Investor concerns of geopolitical risks after a widening U.S. chip export ban has cast a shadow over Chinese stocks despite some good news from a flurry of data on Wednesday that underscored an economy that was showing signs of stabilising.
But worries over China’s property sector have kept investors jittery.
Country Garden on Wednesday was due to pay a $15 million coupon payment on a bond due September 2025, but two bondholders of China’s biggest private property developer told Reuters they were yet to receive it. Non-payment would put the developer at risk of default.
“Such uncertainties could trigger defensive stances in Asia’s short-term risk asset demand, especially as observers keep a vigilant eye on potential ripple effects,” said Alves.
China’s blue-chip stock index CSI300 fell 0.90%, while the Hang Seng Index sank 1.6% in early morning trade.
U.S. stocks ended sharply lower on Wednesday as elevated Treasury yields weighed, with investors assessing the latest batch of quarterly corporate results and forecasts.
Investors in Asia will focus on earnings from Taiwan Semiconductor Manufacturing Co Ltd later in the day when the company is expected to report a 30% slump in third-quarter profit. Analysts though predict robust growth next year as the chip industry emerges from its current downturn.
Tesla CEO Elon Musk said on Wednesday that he was concerned about the impact of high interest rates on car buyers as the company missed Wall Street expectations on third-quarter gross margin, profit and revenue.
Meanwhile, Federal Reserve policymakers are signalling a pause in hiking interest rates for another couple months.

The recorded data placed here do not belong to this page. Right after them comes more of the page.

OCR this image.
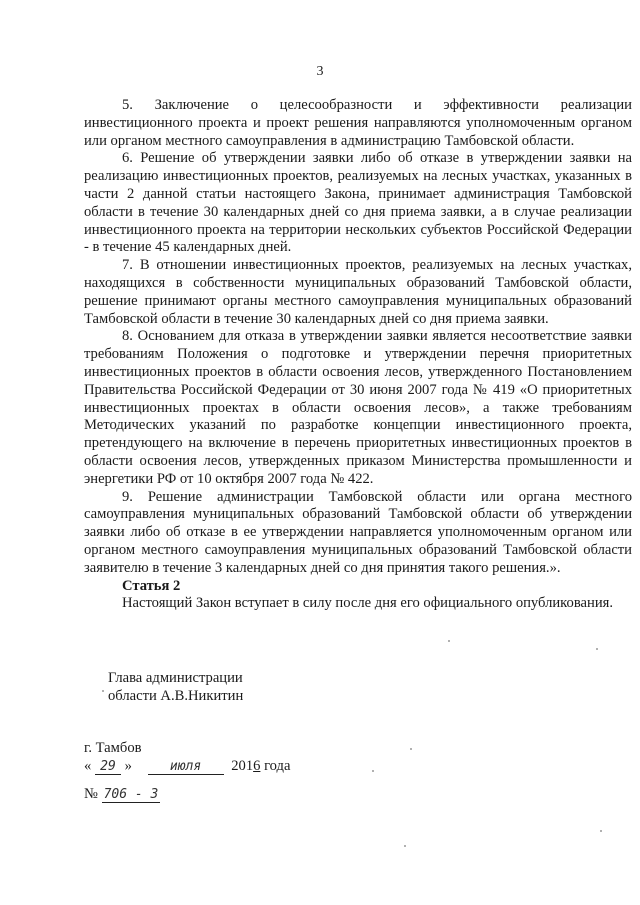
3

5. Заключение о целесообразности и эффективности реализации инвестиционного проекта и проект решения направляются уполномоченным органом или органом местного самоуправления в администрацию Тамбовской области.

6. Решение об утверждении заявки либо об отказе в утверждении заявки на реализацию инвестиционных проектов, реализуемых на лесных участках, указанных в части 2 данной статьи настоящего Закона, принимает администрация Тамбовской области в течение 30 календарных дней со дня приема заявки, а в случае реализации инвестиционного проекта на территории нескольких субъектов Российской Федерации - в течение 45 календарных дней.

7. В отношении инвестиционных проектов, реализуемых на лесных участках, находящихся в собственности муниципальных образований Тамбовской области, решение принимают органы местного самоуправления муниципальных образований Тамбовской области в течение 30 календарных дней со дня приема заявки.

8. Основанием для отказа в утверждении заявки является несоответствие заявки требованиям Положения о подготовке и утверждении перечня приоритетных инвестиционных проектов в области освоения лесов, утвержденного Постановлением Правительства Российской Федерации от 30 июня 2007 года № 419 «О приоритетных инвестиционных проектах в области освоения лесов», а также требованиям Методических указаний по разработке концепции инвестиционного проекта, претендующего на включение в перечень приоритетных инвестиционных проектов в области освоения лесов, утвержденных приказом Министерства промышленности и энергетики РФ от 10 октября 2007 года № 422.

9. Решение администрации Тамбовской области или органа местного самоуправления муниципальных образований Тамбовской области об утверждении заявки либо об отказе в ее утверждении направляется уполномоченным органом или органом местного самоуправления муниципальных образований Тамбовской области заявителю в течение 3 календарных дней со дня принятия такого решения.».

Статья 2

Настоящий Закон вступает в силу после дня его официального опубликования.

Глава администрации
области А.В.Никитин
г. Тамбов
« 29 »	июля 2016 года
№ 706 - 3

“I believe we can wait, watch and see how the economy evolves before making definitive moves on the path of the policy rate,” Fed Governor Christopher Waller told the European Economics & Financial Centre Seminar in London.
The spotlight will now be on Fed Chair Jerome Powell who is due to speak later on Thursday.
A Reuters poll of economists indicated that the Federal Reserve will keep its key interest rate on hold on Nov. 1 and may wait longer than previously thought before cutting it.
While a slight majority still see a cut before the middle of 2024, a significant minority of forecasters, around 45%, now see no rate reduction until the second half of next year or later, up from 29% in the last poll.
The yield on 10-year Treasury notes was up 5.1 basis points to 4.953%. The yield on the 30-year Treasury bond was up 3.8 basis points to 5.032%.
In currency market, the dollar index, which measures U.S. currency against six rivals, rose 0.019%. The Japanese yen strengthened 0.10% to 149.79 per dollar.
In commodities, oil prices eased on Thursday, reversing gains in the previous session, after OPEC showed no signs of supporting Iran’s call for an oil embargo on Israel and as the United States plans to ease Venezuela sanctions to allow more oil to flow globally.
U.S. crude fell 0.27% to $88.08 per barrel and Brent was at $90.90, down 0.66% on the day.
Spot gold was at $1,948.16 per ounce, just shy of $1,962.39 its highest since Aug. 1 touched on Tuesday.